Sunday, October 27, 2019

Q&A with Monica Kulling


Monica Kulling, photo by Nancy Ennis
Monica Kulling is the author of two new children's picture books, Ruby's Hope and Aunt Pearl. Her many other books include Dr. Jo and Mary Anning's Curiosity. She lives in Toronto.

Q: Why did you decide to write about Dorothea Lange’s famous “Migrant Mother” photo in your new picture book, Ruby's Hope, and what did you see as the right mix between the historical and fictional elements as you wrote the book?

A: I admire the black-and-white photographs taken during the 1930s under the auspices of President Franklin D. Roosevelt’s Farm Security Administration (FSA)—in particular, Dorothea Lange’s "Migrant Mother," which became the most renowned of the photographs taken during this time.

I wanted to tell the story of how that photograph came to be through one of the children in the photo. I chose Ruby, the older of the two children with their backs turned away from the camera, because she was closest to the age of the picture book audience I imagined for the story. Dramatizing Ruby’s meeting with Dorothea Lange is vital to the story’s theme of hope.

The mix of fact with fictional elements is a delicate balance, but for me it’s the way I choose to make history and biography, and especially a difficult subject like the Depression, accessible to young readers.

Q: How did you research the book, and did you learn anything especially surprising?


A: I read books about the Great Depression, the Dust Bowl experience from witness accounts, and Dorothea Lange and her work during that time.

I read novels like Karen Hesse’s Out of the Dust and John Steinbeck’s The Grapes of Wrath. I read pure nonfiction like The Worst Hard Time by Tim Egan and Children of the Great Depression by Russell Freedman.

I watched documentaries—for example, Ken Burns’s The Dust Bowl, and Grab a Hunk of Lightning by Dyanna Taylor, Dorothea Lange’s granddaughter.

I learned some surprising facts when I read a family memoir entitled Migrant Mother: The Untold Story, written by Roger Sprague Sr., who was the grandson of Florence Owens Thompson.

After their mother’s image hit the newspapers and became “famous,” the family felt cheated and misused by Lange who, although she was paid for her FSA work, didn’t own the resulting photographs. Those belong to all of us in the public domain.

Roy Stryker, head of the FSA, wrote this about "Migrant Mother": “She has all the suffering of mankind in her, but all of the perseverance too—a restraint and a strange courage. You can see anything you want in her. She is immortal.”

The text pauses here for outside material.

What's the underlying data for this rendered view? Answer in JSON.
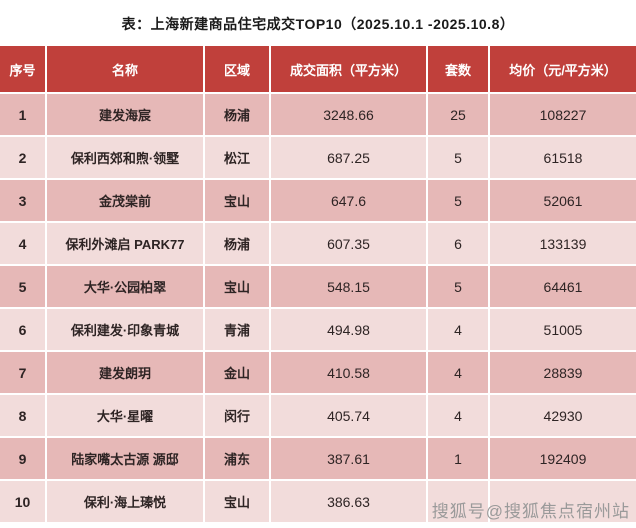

Q: You also have another new picture book, Aunt Pearl, which includes the theme of homelessness. Why did you choose that as a topic for the book?

A: I didn’t choose to write about the themes of homelessness and mental illness. Aunt Pearl began life as a biography of Vivian Maier, the American street photographer who worked as a nanny for 40 years while pursuing her art. She took over 150,000 photographs in her lifetime.

The movie Finding Vivian Maier inspired me to write a story for kids about Maier’s life as a creator, but also a marginal person; however, my publisher encouraged me to write about an anonymous person in order to avoid potential permission entanglements regarding Maier’s work.

Q: What do you hope kids take away from these books?

A: Biographies demonstrate how lives are lived and how challenges are overcome. In Ruby’s Hope the message is choosing optimism, even during the toughest times.

Aunt Pearl introduces young readers to an imagined character who struggles not with nature in the form of a dust storm or bankruptcy in the face of economic collapse but with her own mental health and the solutions she’s fashioned to cope with life.

It isn’t the easiest of stories for kids, especially given its ending, which is neither simply resolved nor happy, but that is often how life is. There are not always ready solutions to our predicaments and we have to learn to live with that too.

Q: What are you working on now?

A: I am working on another fictionalized biography. Surprise! This one is about a little-known artist who battled many challenges in order to create.

Q: Anything else we should know?

A: In February 2020, in honor of the 100th anniversary of the 19th amendment and Susan B. Anthony’s 200th birthday, I have an early reader, Susan B. Anthony: Her Fight for Equal Rights, coming out as part of Random House’s Step Into Reading series.